The demands of the march take up nationwide issues such as an end to the war with Pakistan, an end to the arms race and an end to the Indo-US military pact and joint military exercises with the US. They also include support of the nationality aspirations of people in Kashmir.
Speakers describe the twin offensives of the New Economic Policy, where multinational companies and the IMF/World Bank have intervened into every aspect of government in the name of privatisation and liberalisation, and the threat presented by communalism. They also talk about the recent Hawala scandal, in which leaders from all the major political parties were accused of bribery, scams and corruption.
The CPI-ML leaders call for a third force. Party politburo member Nag Bhushan Patnayak says, “We should mobilise on common, national issues. We need a minimum democratic program that can be agreed on and a consistent left force to monitor the third front. The left is the only force that can sustain a third front because we are the only ones who have consistently fought communalism, who have consistently fought the New Economic Policy and who are not tainted by the Hawala scandal.”

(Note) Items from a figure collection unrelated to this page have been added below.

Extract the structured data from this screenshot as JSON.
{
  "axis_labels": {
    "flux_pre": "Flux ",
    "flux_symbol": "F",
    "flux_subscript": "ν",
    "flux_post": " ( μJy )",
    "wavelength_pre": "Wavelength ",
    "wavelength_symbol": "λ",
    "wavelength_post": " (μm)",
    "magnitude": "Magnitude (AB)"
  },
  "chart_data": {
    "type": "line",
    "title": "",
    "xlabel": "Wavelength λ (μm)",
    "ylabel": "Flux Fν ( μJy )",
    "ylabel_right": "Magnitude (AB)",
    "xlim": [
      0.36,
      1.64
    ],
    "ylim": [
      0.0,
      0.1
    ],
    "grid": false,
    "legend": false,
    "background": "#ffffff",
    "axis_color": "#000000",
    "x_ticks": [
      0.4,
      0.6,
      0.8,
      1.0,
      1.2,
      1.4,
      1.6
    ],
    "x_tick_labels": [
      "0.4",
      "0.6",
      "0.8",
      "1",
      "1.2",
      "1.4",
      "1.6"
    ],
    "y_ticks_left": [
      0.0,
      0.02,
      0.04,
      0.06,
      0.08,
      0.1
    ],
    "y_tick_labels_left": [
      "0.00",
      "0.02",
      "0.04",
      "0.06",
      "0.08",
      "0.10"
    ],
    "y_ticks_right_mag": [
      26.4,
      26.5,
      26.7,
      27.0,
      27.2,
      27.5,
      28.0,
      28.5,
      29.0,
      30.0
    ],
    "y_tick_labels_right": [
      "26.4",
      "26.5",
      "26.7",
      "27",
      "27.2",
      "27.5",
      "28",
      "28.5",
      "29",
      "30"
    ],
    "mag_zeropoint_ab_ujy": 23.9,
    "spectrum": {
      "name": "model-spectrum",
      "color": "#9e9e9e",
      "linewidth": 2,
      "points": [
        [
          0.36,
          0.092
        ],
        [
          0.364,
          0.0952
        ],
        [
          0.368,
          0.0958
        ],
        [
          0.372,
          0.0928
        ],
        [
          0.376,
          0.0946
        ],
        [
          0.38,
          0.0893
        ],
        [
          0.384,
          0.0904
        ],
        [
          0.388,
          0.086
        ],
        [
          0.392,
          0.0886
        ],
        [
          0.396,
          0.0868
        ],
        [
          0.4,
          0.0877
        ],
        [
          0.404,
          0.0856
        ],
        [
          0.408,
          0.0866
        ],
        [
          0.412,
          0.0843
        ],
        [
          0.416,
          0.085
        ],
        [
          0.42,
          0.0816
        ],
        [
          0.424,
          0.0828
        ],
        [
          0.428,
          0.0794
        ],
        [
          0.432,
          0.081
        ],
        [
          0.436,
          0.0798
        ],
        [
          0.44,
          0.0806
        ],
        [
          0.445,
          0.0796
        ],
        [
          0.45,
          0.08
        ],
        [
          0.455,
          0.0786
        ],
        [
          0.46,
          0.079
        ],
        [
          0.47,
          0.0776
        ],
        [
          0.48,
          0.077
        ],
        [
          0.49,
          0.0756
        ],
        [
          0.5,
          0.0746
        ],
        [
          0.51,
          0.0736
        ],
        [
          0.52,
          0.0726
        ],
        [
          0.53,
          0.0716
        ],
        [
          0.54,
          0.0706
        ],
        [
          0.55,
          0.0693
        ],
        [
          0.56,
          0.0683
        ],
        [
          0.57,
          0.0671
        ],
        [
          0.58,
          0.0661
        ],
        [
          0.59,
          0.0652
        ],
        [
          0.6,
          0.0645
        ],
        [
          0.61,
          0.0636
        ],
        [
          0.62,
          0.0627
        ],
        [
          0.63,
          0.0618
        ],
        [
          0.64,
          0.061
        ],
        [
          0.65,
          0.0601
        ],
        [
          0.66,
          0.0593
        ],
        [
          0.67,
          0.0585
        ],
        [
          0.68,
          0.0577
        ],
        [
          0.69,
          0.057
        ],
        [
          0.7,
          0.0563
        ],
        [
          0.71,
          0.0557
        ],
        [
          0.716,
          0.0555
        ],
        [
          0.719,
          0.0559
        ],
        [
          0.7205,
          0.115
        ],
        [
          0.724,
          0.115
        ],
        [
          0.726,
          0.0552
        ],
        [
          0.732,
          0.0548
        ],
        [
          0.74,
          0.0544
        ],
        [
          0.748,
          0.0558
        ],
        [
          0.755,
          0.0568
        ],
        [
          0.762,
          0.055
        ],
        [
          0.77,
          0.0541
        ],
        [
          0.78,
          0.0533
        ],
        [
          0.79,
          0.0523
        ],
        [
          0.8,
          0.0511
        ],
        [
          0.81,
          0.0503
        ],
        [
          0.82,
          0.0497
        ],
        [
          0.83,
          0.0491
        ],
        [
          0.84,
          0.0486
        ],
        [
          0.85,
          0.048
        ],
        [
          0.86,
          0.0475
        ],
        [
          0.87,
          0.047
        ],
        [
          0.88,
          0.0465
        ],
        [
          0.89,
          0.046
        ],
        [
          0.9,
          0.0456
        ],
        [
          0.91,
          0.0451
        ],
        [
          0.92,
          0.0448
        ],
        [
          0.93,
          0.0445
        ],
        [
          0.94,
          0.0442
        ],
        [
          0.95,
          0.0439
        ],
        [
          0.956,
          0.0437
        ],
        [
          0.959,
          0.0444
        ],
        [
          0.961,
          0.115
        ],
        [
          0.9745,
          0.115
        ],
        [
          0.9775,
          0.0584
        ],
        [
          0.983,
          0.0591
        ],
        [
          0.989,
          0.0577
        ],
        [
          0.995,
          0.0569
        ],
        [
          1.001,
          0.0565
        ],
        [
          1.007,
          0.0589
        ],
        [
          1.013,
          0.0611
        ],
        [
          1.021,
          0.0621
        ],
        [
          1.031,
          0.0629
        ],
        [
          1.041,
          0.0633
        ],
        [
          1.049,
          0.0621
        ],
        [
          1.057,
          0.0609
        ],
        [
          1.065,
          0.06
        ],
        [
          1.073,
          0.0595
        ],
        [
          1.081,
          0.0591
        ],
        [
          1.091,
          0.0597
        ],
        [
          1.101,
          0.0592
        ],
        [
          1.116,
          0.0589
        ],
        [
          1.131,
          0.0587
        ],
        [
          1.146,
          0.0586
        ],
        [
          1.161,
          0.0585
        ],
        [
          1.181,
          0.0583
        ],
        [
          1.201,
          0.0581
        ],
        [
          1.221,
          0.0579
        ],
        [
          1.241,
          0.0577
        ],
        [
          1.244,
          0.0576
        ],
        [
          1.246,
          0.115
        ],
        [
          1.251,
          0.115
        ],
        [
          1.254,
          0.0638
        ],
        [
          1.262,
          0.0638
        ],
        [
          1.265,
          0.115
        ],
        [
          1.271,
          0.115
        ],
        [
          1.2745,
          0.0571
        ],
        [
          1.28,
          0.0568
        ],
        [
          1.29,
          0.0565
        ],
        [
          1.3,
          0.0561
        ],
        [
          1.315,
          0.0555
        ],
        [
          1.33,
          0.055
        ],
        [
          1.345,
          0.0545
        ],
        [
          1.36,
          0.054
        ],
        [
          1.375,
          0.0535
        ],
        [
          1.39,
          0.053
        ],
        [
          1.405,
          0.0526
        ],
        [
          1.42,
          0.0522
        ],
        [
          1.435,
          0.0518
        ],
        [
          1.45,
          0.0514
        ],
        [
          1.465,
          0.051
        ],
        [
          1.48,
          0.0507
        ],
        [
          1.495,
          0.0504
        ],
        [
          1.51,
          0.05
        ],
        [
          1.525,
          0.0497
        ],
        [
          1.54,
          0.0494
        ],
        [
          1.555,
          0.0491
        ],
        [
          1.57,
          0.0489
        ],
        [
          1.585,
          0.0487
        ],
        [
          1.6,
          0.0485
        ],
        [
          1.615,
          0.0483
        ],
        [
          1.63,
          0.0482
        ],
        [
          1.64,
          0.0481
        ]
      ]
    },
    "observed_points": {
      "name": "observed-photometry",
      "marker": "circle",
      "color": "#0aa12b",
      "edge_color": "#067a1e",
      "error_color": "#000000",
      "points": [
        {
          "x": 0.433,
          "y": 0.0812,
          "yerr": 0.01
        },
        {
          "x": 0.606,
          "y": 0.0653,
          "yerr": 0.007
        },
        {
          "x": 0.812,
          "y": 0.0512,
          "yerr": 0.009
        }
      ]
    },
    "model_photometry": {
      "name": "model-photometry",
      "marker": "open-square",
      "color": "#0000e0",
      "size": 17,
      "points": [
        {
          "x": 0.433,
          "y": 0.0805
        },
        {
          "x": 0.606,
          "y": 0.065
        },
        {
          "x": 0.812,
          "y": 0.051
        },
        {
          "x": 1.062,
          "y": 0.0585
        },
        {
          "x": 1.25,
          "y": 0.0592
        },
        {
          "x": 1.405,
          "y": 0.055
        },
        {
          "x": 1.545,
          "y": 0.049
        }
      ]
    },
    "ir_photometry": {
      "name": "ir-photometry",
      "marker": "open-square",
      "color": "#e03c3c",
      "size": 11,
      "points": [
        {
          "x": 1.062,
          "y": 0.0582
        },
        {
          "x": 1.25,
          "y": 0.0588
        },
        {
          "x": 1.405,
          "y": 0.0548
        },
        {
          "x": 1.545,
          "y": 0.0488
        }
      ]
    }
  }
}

According to Patnayak, the third front should include other left parties like the CPM and CPI, but would also have to include the environment movement, the Dalit (lower caste and “untouchable”) movement and all other forces fighting for social justice.
It is estimated that around 400,000 people attended the Adhikar rally. It marked a very significant stage in their movement. Ram Chandra Das said, “We have come to politically assert ourselves in Delhi … it is not only at the regional level where we are opposing the policies of the Congress and BJP, but we can provide an alternative at the national level as well.”